ECLI:NL:CRVB:2014:2711
Centrale Raad van Beroep
- Hoger beroep
- Rechtspraak.nl
Herziening studiefinanciering en terugvordering op basis van GBA-inschrijving
In deze zaak gaat het om de herziening van de studiefinanciering van appellant door de Minister van Onderwijs, Cultuur en Wetenschap. Appellant was ingeschreven in de gemeentelijke basisadministratie (GBA) op het adres van zijn zus, maar de Minister heeft vastgesteld dat hij niet op dat adres woonde. De Minister heeft op 8 december 2012 besloten om appellant als thuiswonend aan te merken en heeft de studiefinanciering herzien naar de norm voor een thuiswonende studerende. Dit leidde tot een terugvordering van een bedrag van € 2.095,94, dat te veel was betaald aan appellant.
Appellant heeft bezwaar gemaakt tegen dit besluit, maar de Minister heeft het bezwaar ongegrond verklaard. De rechtbank Oost-Brabant heeft de uitspraak van de Minister bevestigd, waarbij werd overwogen dat de controleurs onrechtmatig de kamer van appellant hebben betreden, maar dat de verklaring van de zus van appellant over zijn verblijf op haar adres als bewijs kan dienen. Appellant heeft hoger beroep ingesteld, waarbij hij betoogde dat de verklaring van zijn zus niet als bewijs mag worden gebruikt omdat deze voortkwam uit een onrechtmatige situatie.

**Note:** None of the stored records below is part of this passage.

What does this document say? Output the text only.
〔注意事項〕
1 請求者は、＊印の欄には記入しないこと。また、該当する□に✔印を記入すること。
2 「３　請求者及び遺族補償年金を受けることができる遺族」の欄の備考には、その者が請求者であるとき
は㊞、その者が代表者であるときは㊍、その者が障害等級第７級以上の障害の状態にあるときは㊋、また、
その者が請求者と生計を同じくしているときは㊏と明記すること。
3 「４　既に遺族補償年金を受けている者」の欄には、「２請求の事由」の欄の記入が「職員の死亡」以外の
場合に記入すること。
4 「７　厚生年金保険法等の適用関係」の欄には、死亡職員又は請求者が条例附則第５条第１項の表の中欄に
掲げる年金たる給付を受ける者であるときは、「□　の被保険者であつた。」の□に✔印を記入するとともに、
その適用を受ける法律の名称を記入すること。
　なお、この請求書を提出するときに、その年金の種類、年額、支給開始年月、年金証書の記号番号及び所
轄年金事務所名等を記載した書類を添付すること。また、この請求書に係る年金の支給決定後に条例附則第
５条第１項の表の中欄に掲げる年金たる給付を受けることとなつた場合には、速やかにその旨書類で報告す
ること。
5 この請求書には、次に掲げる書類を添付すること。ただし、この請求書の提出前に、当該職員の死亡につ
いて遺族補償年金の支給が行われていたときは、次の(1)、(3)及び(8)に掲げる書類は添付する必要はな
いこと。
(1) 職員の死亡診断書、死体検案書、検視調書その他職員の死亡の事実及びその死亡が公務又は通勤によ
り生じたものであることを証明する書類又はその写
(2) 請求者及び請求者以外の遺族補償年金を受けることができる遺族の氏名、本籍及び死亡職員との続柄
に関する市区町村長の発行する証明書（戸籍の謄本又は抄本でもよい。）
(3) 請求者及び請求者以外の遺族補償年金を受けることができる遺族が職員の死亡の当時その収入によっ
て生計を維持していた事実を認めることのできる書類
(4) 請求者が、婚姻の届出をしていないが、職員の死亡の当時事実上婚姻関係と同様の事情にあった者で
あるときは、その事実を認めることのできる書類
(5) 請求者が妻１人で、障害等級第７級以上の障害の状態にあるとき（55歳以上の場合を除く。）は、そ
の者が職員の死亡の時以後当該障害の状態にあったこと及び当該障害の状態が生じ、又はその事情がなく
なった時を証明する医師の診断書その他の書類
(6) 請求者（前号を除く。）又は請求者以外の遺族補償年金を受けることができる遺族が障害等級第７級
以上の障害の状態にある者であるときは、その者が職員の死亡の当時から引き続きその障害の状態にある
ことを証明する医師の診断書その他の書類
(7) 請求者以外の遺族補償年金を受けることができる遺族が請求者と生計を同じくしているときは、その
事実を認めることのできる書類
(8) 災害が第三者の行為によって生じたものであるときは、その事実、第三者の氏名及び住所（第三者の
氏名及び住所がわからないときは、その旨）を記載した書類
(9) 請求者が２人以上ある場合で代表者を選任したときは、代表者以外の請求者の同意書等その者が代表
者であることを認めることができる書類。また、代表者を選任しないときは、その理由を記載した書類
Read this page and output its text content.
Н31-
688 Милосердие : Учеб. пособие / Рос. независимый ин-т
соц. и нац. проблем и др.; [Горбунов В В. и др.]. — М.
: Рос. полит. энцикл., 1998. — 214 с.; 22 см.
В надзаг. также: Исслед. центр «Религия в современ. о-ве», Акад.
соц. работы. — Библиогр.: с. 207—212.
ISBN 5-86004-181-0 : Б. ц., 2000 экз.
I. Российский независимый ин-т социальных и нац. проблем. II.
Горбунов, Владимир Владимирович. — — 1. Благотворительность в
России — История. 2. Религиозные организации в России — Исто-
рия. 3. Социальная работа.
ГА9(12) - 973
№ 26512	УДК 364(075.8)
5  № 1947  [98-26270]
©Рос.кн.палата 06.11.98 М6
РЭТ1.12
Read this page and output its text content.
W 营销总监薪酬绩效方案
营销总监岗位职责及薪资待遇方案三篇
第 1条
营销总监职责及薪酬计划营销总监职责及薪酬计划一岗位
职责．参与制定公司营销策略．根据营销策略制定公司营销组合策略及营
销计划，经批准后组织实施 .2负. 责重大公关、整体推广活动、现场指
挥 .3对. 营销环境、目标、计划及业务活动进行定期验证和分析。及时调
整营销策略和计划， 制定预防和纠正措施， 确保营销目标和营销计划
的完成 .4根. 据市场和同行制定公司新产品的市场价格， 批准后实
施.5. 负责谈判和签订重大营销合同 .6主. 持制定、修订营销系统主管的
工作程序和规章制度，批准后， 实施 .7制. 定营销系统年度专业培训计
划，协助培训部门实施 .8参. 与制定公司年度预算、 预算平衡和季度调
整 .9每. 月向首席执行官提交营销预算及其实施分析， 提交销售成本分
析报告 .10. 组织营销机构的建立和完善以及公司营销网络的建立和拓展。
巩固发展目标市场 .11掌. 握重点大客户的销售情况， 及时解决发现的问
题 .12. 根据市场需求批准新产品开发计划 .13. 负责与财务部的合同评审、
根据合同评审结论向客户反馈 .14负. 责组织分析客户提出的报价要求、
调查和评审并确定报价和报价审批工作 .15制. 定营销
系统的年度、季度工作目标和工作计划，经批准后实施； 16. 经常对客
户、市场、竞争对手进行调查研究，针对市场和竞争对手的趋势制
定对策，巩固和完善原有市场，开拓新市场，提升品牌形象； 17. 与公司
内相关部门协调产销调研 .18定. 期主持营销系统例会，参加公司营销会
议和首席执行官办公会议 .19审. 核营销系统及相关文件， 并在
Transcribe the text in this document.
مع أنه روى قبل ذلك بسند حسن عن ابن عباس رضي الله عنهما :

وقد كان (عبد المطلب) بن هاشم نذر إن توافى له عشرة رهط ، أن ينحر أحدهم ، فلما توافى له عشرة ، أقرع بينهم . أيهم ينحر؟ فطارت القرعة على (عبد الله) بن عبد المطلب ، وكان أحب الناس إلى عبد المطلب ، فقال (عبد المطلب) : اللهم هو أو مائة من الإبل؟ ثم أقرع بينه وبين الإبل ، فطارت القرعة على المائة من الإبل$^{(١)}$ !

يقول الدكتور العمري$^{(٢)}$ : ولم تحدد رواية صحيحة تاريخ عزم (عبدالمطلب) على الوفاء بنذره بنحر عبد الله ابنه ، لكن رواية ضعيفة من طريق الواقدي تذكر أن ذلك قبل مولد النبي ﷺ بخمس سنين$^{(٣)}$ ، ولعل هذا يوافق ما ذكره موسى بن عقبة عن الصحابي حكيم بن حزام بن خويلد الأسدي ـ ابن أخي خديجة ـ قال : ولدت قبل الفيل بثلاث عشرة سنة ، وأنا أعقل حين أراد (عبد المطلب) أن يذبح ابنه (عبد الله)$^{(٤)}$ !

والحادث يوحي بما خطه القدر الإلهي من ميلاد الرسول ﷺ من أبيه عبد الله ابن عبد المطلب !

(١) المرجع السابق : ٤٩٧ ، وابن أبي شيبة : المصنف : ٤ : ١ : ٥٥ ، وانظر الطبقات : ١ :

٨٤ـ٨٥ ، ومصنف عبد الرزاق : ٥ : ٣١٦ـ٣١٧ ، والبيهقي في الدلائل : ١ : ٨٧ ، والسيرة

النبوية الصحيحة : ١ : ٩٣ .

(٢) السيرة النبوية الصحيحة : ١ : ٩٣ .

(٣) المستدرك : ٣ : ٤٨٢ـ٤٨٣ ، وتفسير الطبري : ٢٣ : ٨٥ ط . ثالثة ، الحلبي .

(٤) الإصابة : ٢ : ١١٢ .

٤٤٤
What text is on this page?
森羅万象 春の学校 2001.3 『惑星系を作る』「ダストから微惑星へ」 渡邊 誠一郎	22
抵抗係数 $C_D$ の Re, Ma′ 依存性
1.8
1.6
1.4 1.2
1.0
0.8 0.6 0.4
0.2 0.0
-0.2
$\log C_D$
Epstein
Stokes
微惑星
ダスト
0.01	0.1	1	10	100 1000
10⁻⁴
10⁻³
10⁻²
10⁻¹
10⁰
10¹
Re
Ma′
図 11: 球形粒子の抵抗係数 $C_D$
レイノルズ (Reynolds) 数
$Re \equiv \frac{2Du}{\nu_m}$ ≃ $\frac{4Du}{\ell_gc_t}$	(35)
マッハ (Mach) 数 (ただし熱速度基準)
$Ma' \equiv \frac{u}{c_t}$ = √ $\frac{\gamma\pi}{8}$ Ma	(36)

De Centrale Raad van Beroep heeft geoordeeld dat de verklaring van de zus niet als onrechtmatig verkregen bewijs moet worden beschouwd, omdat deze niet voortkwam uit het onrechtmatig binnentreden. De Raad bevestigt dat de verklaring van de zus voldoende bewijs biedt voor de conclusie dat appellant niet op zijn GBA-adres woonde, maar daar slechts af en toe verbleef. Het hoger beroep van appellant is dan ook afgewezen en de eerdere uitspraak van de rechtbank is bevestigd.